I guess I don’t understand your question. I thought you were talking about the mechanics of LingQ.
Of course the definition of individual words in a set phrase don’t match up with the meaning of the phrase. So if you’re learning English, for example, you would need to learn “course” separately from “of course” because they have totally separate meanings.
We are.
Going back to the OP example, “sin embargo” (=”although”) is so common I must have marked as ‘known’ on day 3 or 4 of my Spanish journey.
“Embargo” OTOH is much much less frequent and I keep forgetting its nuances.
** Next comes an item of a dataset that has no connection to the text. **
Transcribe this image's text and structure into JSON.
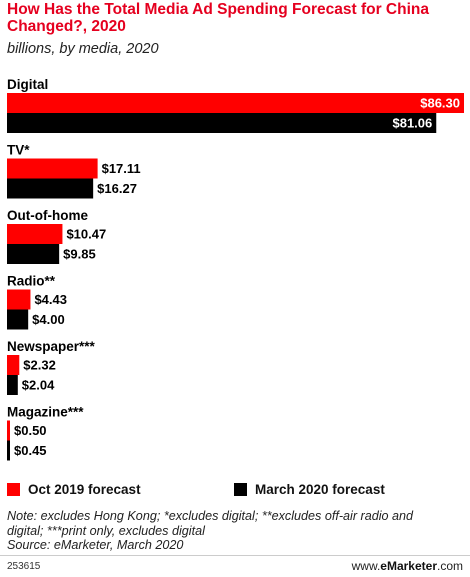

My point: I wish LingQ would keep displaying “embargo” as unknown, even next to “sin”, to remind me that I still don’t understand it fully and that there still is something to learn there.
Imagine an English learner who who kept encountering, and rapidly learned the meaning of “by hooks and crooks”, and marked it as known, without actually knowing the meaning of “crooks”. The current behaviour hides this fact.
Are you saying that when you click on “embargo” and change its status to ‘1’, it doesn’t turn yellow to indicate it’s an unknown word?
Yes if it’s next to “sin” (check the very first image of the thread).
It must be a new bug. Before, if we lingqed “sin embargo” and “embargo”, we had two separate lings.
If we marked “sin embargo” as known, “embargo” showed up highlighted as it should have, because it was a separate lingq.
However, in the example “más tarde”, you selected option 4, and this could prevent the visibility of the “tarde” lingq below, because only one can show up at the same time, and longer lingqs have priorities over shorter lingqs.
By the screenshots you provided, “sin embargo” and “más tarde” are two different situations.
The first shouldn’t happen. The second one is how it usually works, and I understand its limitation.
If the first one is replicable, you should post a few screenshots of the same situation. But do it with another lesson, just to be sure that for some reason is that lesson to have some corruptions inside.